In online/trainer, we have defined PPOTrainer and other online trainers. These trainers need to inherit from minestudio.online.trainer.basetrainer.BaseTrainer.

BaseTrainer is a foundational class in the MineStudio framework, designed to facilitate online reinforcement learning training. It manages the interaction between various components such as rollout workers, environment generators, and the policy model. Developers can extend this class to implement custom trainers for specific algorithms like PPO.
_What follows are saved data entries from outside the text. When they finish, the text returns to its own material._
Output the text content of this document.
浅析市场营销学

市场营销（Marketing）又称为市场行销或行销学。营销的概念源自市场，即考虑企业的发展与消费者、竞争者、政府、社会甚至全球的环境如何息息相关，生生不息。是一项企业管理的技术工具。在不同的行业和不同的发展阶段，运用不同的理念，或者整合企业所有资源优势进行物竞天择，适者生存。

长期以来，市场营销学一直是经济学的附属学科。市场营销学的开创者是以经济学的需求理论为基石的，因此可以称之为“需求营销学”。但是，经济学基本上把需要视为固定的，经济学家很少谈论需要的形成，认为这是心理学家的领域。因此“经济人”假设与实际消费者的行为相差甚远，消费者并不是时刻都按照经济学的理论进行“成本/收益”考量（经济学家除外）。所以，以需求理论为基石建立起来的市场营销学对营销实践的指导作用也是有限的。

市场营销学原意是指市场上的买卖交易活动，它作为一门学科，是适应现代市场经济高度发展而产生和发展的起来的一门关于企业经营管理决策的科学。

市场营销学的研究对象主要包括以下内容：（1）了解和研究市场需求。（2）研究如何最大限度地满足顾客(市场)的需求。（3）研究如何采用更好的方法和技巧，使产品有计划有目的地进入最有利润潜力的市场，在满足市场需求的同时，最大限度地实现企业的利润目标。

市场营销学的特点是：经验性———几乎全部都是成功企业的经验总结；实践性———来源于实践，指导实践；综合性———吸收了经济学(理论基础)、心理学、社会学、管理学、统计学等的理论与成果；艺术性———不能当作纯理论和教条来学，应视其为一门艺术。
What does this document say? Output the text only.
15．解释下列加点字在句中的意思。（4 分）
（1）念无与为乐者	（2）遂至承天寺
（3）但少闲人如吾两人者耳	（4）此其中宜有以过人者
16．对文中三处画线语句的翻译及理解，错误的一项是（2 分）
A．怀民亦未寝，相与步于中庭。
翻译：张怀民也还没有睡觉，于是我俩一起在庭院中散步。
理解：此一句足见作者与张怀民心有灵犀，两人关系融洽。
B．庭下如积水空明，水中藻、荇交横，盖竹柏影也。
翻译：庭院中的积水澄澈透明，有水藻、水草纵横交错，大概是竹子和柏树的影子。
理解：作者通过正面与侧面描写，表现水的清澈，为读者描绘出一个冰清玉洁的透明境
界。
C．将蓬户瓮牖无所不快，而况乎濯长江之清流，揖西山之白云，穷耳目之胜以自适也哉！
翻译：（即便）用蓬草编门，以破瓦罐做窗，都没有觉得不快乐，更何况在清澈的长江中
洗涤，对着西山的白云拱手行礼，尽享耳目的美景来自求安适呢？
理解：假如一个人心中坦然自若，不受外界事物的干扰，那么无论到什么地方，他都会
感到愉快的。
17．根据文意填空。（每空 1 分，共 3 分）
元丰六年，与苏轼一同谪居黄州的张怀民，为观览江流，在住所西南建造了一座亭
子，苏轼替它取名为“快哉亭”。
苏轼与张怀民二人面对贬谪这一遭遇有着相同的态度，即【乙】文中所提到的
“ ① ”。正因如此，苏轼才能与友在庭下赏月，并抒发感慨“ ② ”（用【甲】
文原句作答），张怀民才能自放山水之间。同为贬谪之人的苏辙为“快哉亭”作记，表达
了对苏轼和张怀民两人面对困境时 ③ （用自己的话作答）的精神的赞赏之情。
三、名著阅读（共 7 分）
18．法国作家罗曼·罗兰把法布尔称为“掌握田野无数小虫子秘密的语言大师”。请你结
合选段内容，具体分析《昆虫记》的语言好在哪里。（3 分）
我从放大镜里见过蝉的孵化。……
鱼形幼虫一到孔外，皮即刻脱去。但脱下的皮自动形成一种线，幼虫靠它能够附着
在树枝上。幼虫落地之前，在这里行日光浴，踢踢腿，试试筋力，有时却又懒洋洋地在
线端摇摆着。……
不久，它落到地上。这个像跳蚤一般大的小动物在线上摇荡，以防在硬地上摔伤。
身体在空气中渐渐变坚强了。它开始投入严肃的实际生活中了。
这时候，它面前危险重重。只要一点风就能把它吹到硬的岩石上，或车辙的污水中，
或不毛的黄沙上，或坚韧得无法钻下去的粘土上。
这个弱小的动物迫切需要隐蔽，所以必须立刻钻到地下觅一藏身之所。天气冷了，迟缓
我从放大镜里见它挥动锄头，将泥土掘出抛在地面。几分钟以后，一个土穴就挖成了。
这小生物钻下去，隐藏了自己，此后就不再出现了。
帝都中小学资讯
You can launch Trainer directly by minestudio.online.trainer.start_trainer.


Constructor#

__init__#

The constructor initializes the trainer with various configurations and components.

Parameters#

  • rollout_manager: ActorHandle
    Handles rollout workers.

  • policy_generator: Callable[[], MinePolicy]
    Function to generate the policy.

  • env_generator: Callable[[], MinecraftSim]
    Function to generate the environment.

  • num_workers: int
    Number of workers for parallel training.

  • num_readers: int
    Number of data readers.

  • num_cpus_per_reader: int
    Number of CPUs allocated per reader.

  • num_gpus_per_worker: int
    Number of GPUs allocated per worker.

  • prefetch_batches: int
    Number of batches to prefetch.

  • discount: float
    Discount factor for rewards.

  • gae_lambda: float
    Lambda for Generalized Advantage Estimation (GAE).

  • context_length: int
    Maximum context length for model input.
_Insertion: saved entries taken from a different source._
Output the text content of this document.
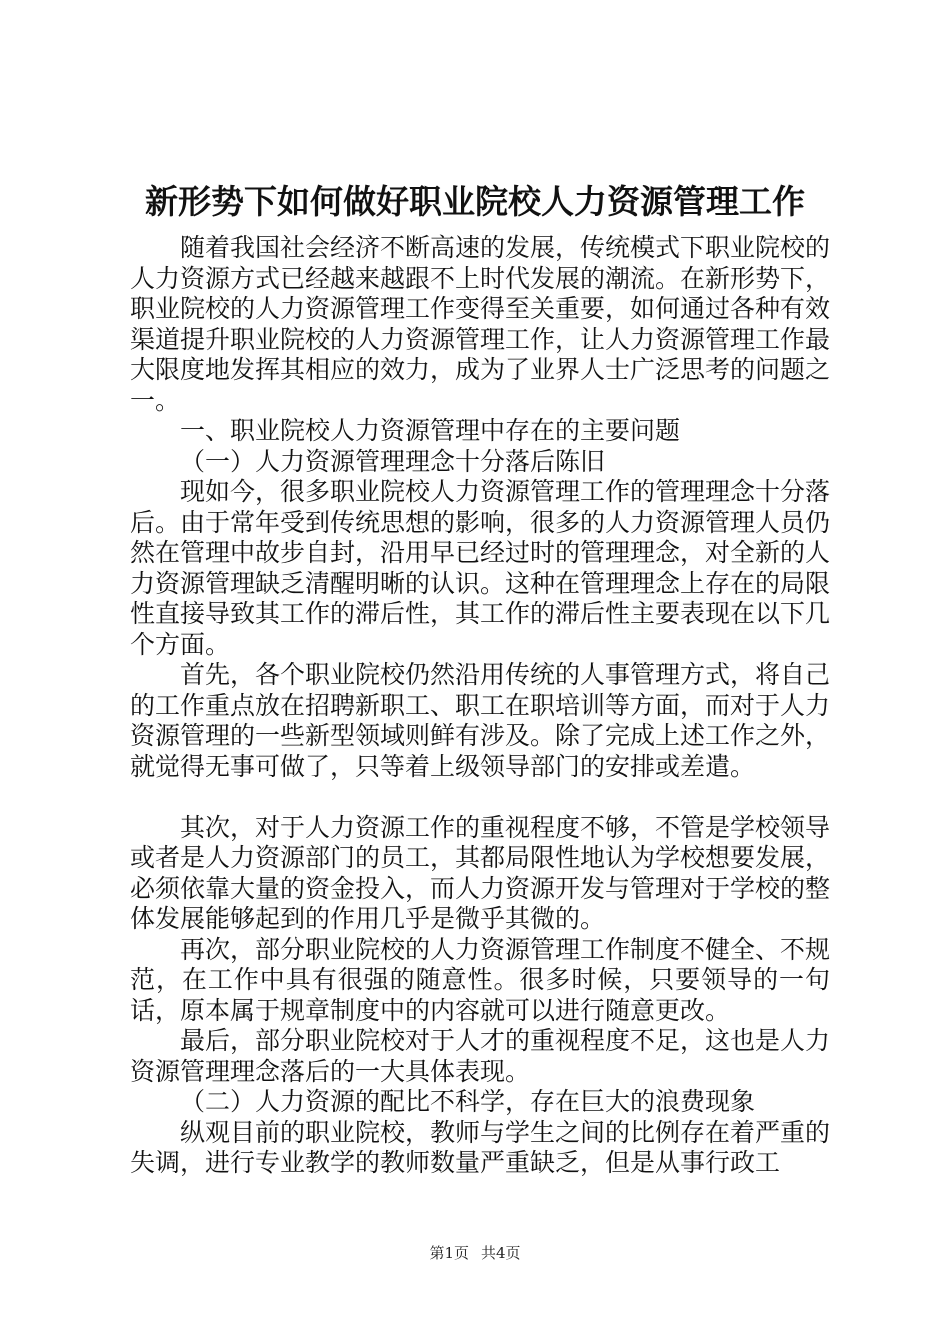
新形势下如何做好职业院校人力资源管理工作

随着我国社会经济不断高速的发展，传统模式下职业院校的人力资源方式已经越来越跟不上时代发展的潮流。在新形势下，职业院校的人力资源管理工作变得至关重要，如何通过各种有效渠道提升职业院校的人力资源管理工作，让人力资源管理工作最大限度地发挥其相应的效力，成为了业界人士广泛思考的问题之一。

一、职业院校人力资源管理中存在的主要问题

（一）人力资源管理理念十分落后陈旧

现如今，很多职业院校人力资源管理工作的管理理念十分落后。由于常年受到传统思想的影响，很多的人力资源管理人员仍然在管理中故步自封，沿用早已经过时的管理理念，对全新的人力资源管理缺乏清醒明晰的认识。这种在管理理念上存在的局限性直接导致其工作的滞后性，其工作的滞后性主要表现在以下几个方面。

首先，各个职业院校仍然沿用传统的人事管理方式，将自己的工作重点放在招聘新职工、职工在职培训等方面，而对于人力资源管理的一些新型领域则鲜有涉及。除了完成上述工作之外，就觉得无事可做了，只等着上级领导部门的安排或差遣。

其次，对于人力资源工作的重视程度不够，不管是学校领导或者是人力资源部门的员工，其都局限性地认为学校想要发展，必须依靠大量的资金投入，而人力资源开发与管理对于学校的整体发展能够起到的作用几乎是微乎其微的。

再次，部分职业院校的人力资源管理工作制度不健全、不规范，在工作中具有很强的随意性。很多时候，只要领导的一句话，原本属于规章制度中的内容就可以进行随意更改。

最后，部分职业院校对于人才的重视程度不足，这也是人力资源管理理念落后的一大具体表现。

（二）人力资源的配比不科学，存在巨大的浪费现象

纵观目前的职业院校，教师与学生之间的比例存在着严重的失调，进行专业教学的教师数量严重缺乏，但是从事行政工

第1页 共4页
  • use_normalized_vf: bool
    Whether to normalize value function outputs.

  • inference_batch_size_per_gpu: int
    Batch size per GPU during inference.

  • resume: Optional[str]
    Path to checkpoint for resuming training.

  • resume_optimizer: bool
    Whether to resume optimizer state from the checkpoint.

  • kwargs
    Additional arguments.


Methods#

broadcast_model_to_rollout_workers#

Broadcasts the updated model to rollout workers.

Parameters#

  • new_version: bool
    Whether to increment the model version.


fetch_fragments_and_estimate_advantages#

Fetches fragments from the replay buffer, calculates advantages, and prepares data for training.

Parameters#

  • num_fragments: int
    Number of fragments to fetch.

Returns#

  • Dict[str, Any]: Processed data including records, TD targets, advantages, and old policy information.


setup_model_and_optimizer#

Abstract method to define the model and optimizer.

Returns#

  • Tuple[MinecraftSim, torch.optim.Optimizer]: Model and optimizer instances.


_train_func#

Main training loop function, executed by TorchTrainer.


train#

Abstract method to implement custom training logic.


fit#

Executes the training process using TorchTrainer.


Attributes#

rollout_manager#

Manages rollout workers.

policy_generator#

Function to create the policy model.

env_generator#

Function to generate environments.

gae_actor#

Actor for calculating GAE and reward targets.


Usage#

To use BaseTrainer, extend it and implement the abstract methods setup_model_and_optimizer and train.

class PPOTrainer(BaseTrainer):
    def setup_model_and_optimizer(self):
        # Define model and optimizer
        pass

    def train(self):
        # Custom training logic
        pass

Refer to minestudio.online.trainer.ppotrainer.PPOTrainer for an example.